- Active: 25 May 1914 – 26 November 1916 16 March – May 1940
- Allegiance: France
- Type: Infantry
- Engagements: World War I World War II

= 101st Infantry Division (France) =

The 101st Infantry Division was a Territorial division (101e Division d'Infanterie Territoriale, 101e DIT) during World War I, and a Fortress division (101e Division d'Infanterie de Forteresse, 101e DIF) during World War II.

== History ==

=== World War I ===
During World War I, the division comprised:
- 223rd Territorial Infantry Regiment.
- 259th Territorial Infantry Regiment.
- 268th Territorial Infantry Regiment.
- 279th Territorial Infantry Regiment.

The division was formed on 25 May 1914, and was dissolved on 26 November 1916. During this time, it was part of the French 3rd, 8th, 31st and 33rd Corps (Corps d'Armée (CA)), which in turn were part of the French 1st and 2nd Armies.

=== World War II ===
During the Battle of France in May 1940 the division was made up of the following units:
- 84th Fortress Infantry Regiment.
- 87th Fortress Infantry Regiment.
- 161st Artillery Regiment.

It was a Series B reserve division containing older reservists.

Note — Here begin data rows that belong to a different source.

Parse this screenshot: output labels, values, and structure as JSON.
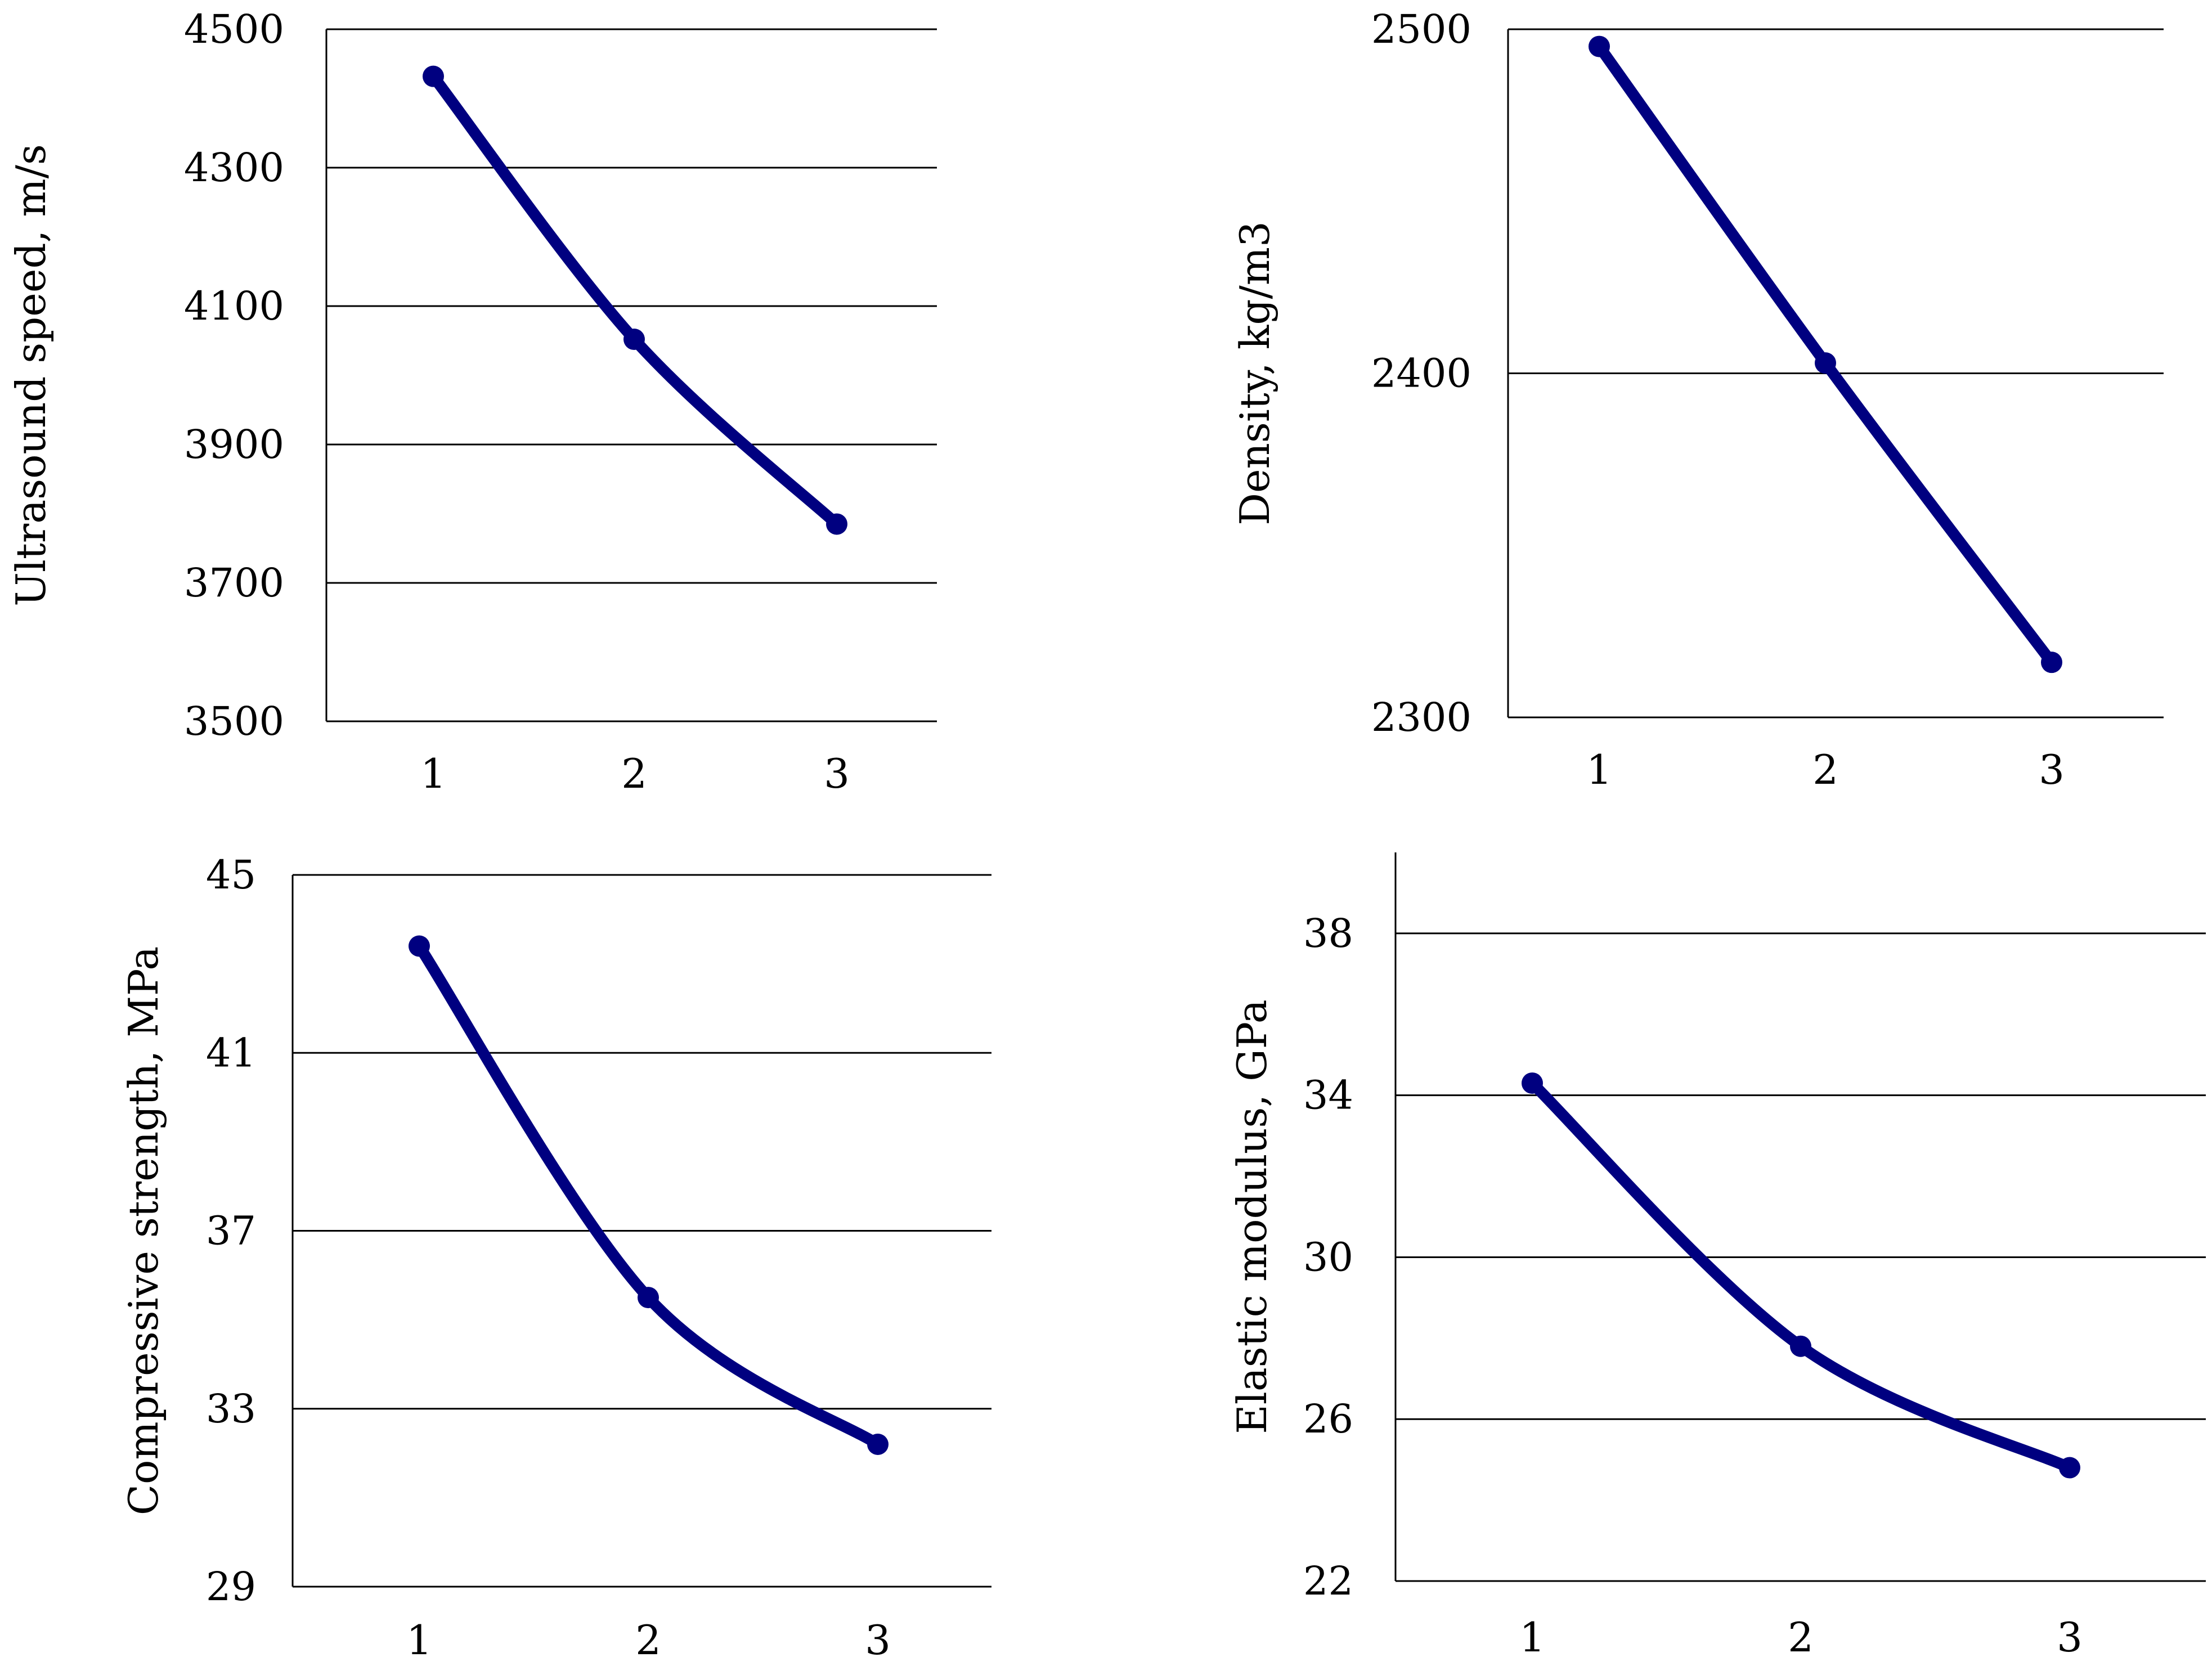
{
  "colors": {
    "series": "#000080",
    "axis": "#000000",
    "grid": "#000000"
  },
  "chart_data": [
    {
      "type": "line",
      "categories": [
        "1",
        "2",
        "3"
      ],
      "values": [
        4432,
        4052,
        3785
      ],
      "ylabel": "Ultrasound speed, m/s",
      "ylim": [
        3500,
        4500
      ],
      "yticks": [
        3500,
        3700,
        3900,
        4100,
        4300,
        4500
      ],
      "yticklabels": [
        "3500",
        "3700",
        "3900",
        "4100",
        "4300",
        "4500"
      ],
      "grid": true,
      "legend": "none"
    },
    {
      "type": "line",
      "categories": [
        "1",
        "2",
        "3"
      ],
      "values": [
        2495,
        2403,
        2316
      ],
      "ylabel": "Density, kg/m3",
      "ylim": [
        2300,
        2500
      ],
      "yticks": [
        2300,
        2400,
        2500
      ],
      "yticklabels": [
        "2300",
        "2400",
        "2500"
      ],
      "grid": true,
      "legend": "none"
    },
    {
      "type": "line",
      "categories": [
        "1",
        "2",
        "3"
      ],
      "values": [
        43.4,
        35.5,
        32.2
      ],
      "ylabel": "Compressive strength, MPa",
      "ylim": [
        29,
        45
      ],
      "yticks": [
        29,
        33,
        37,
        41,
        45
      ],
      "yticklabels": [
        "29",
        "33",
        "37",
        "41",
        "45"
      ],
      "grid": true,
      "legend": "none"
    },
    {
      "type": "line",
      "categories": [
        "1",
        "2",
        "3"
      ],
      "values": [
        34.3,
        27.8,
        24.8
      ],
      "ylabel": "Elastic modulus, GPa",
      "ylim": [
        22,
        40
      ],
      "yticks": [
        22,
        26,
        30,
        34,
        38
      ],
      "yticklabels": [
        "22",
        "26",
        "30",
        "34",
        "38"
      ],
      "grid": true,
      "legend": "none"
    }
  ]
}
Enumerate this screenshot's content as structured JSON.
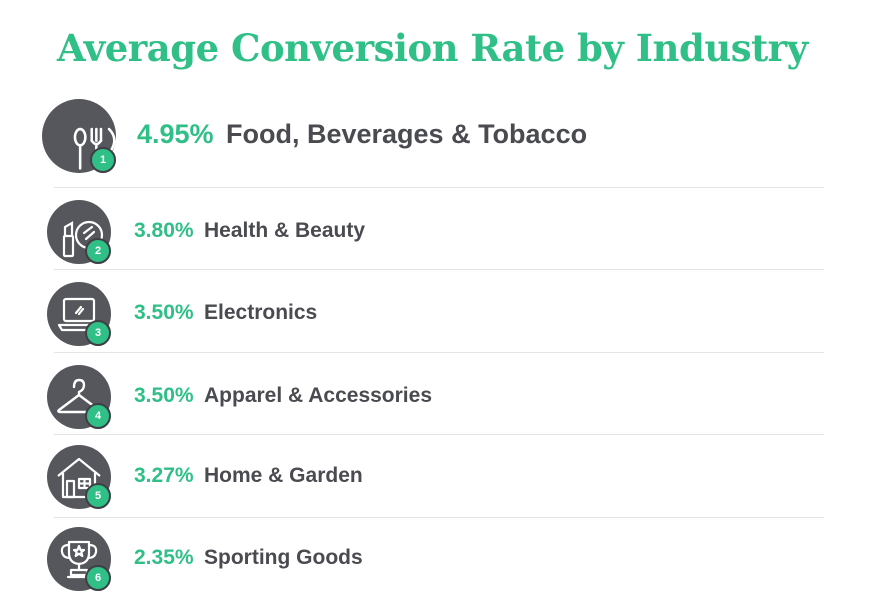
{
  "title": "Average Conversion Rate by Industry",
  "colors": {
    "accent": "#2fbf87",
    "icon_bg": "#56575c",
    "text": "#4a4b50",
    "divider": "#e4e4e4"
  },
  "chart_data": {
    "type": "table",
    "title": "Average Conversion Rate by Industry",
    "unit": "%",
    "rows": [
      {
        "rank": "1",
        "value": 4.95,
        "value_label": "4.95%",
        "category": "Food, Beverages & Tobacco",
        "icon": "utensils-icon"
      },
      {
        "rank": "2",
        "value": 3.8,
        "value_label": "3.80%",
        "category": "Health & Beauty",
        "icon": "cosmetics-icon"
      },
      {
        "rank": "3",
        "value": 3.5,
        "value_label": "3.50%",
        "category": "Electronics",
        "icon": "laptop-icon"
      },
      {
        "rank": "4",
        "value": 3.5,
        "value_label": "3.50%",
        "category": "Apparel & Accessories",
        "icon": "hanger-icon"
      },
      {
        "rank": "5",
        "value": 3.27,
        "value_label": "3.27%",
        "category": "Home & Garden",
        "icon": "house-icon"
      },
      {
        "rank": "6",
        "value": 2.35,
        "value_label": "2.35%",
        "category": "Sporting Goods",
        "icon": "trophy-icon"
      }
    ]
  }
}
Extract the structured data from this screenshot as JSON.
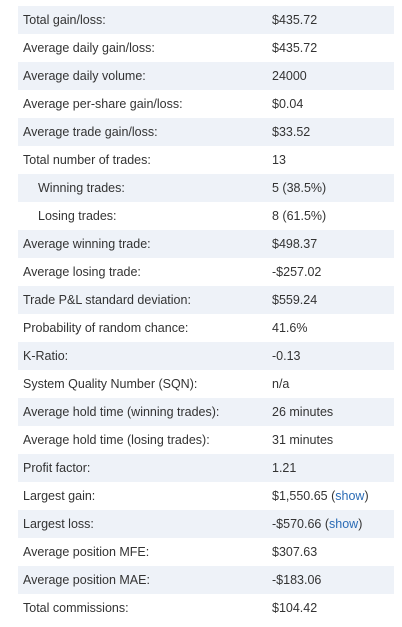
{
  "stats": [
    {
      "label": "Total gain/loss:",
      "value": "$435.72"
    },
    {
      "label": "Average daily gain/loss:",
      "value": "$435.72"
    },
    {
      "label": "Average daily volume:",
      "value": "24000"
    },
    {
      "label": "Average per-share gain/loss:",
      "value": "$0.04"
    },
    {
      "label": "Average trade gain/loss:",
      "value": "$33.52"
    },
    {
      "label": "Total number of trades:",
      "value": "13"
    },
    {
      "label": "Winning trades:",
      "value": "5 (38.5%)"
    },
    {
      "label": "Losing trades:",
      "value": "8 (61.5%)"
    },
    {
      "label": "Average winning trade:",
      "value": "$498.37"
    },
    {
      "label": "Average losing trade:",
      "value": "-$257.02"
    },
    {
      "label": "Trade P&L standard deviation:",
      "value": "$559.24"
    },
    {
      "label": "Probability of random chance:",
      "value": "41.6%"
    },
    {
      "label": "K-Ratio:",
      "value": "-0.13"
    },
    {
      "label": "System Quality Number (SQN):",
      "value": "n/a"
    },
    {
      "label": "Average hold time (winning trades):",
      "value": "26 minutes"
    },
    {
      "label": "Average hold time (losing trades):",
      "value": "31 minutes"
    },
    {
      "label": "Profit factor:",
      "value": "1.21"
    },
    {
      "label": "Largest gain:",
      "value": "$1,550.65",
      "link": "show"
    },
    {
      "label": "Largest loss:",
      "value": "-$570.66",
      "link": "show"
    },
    {
      "label": "Average position MFE:",
      "value": "$307.63"
    },
    {
      "label": "Average position MAE:",
      "value": "-$183.06"
    },
    {
      "label": "Total commissions:",
      "value": "$104.42"
    }
  ],
  "paren_open": "(",
  "paren_close": ")"
}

It was a Fortress Division meant to defend the French border with Belgium.

At the start of the German offensive on 10 May 1940, the 101st was assigned to the 5th Army Corps (motorized), 1st Army, 1st Army Group. The division held a section of the Maginot Line near Clairfayts. The 7th Panzer Division broke through the sector of the 84th Regiment in a night assault on 16 May after "considerable resistance".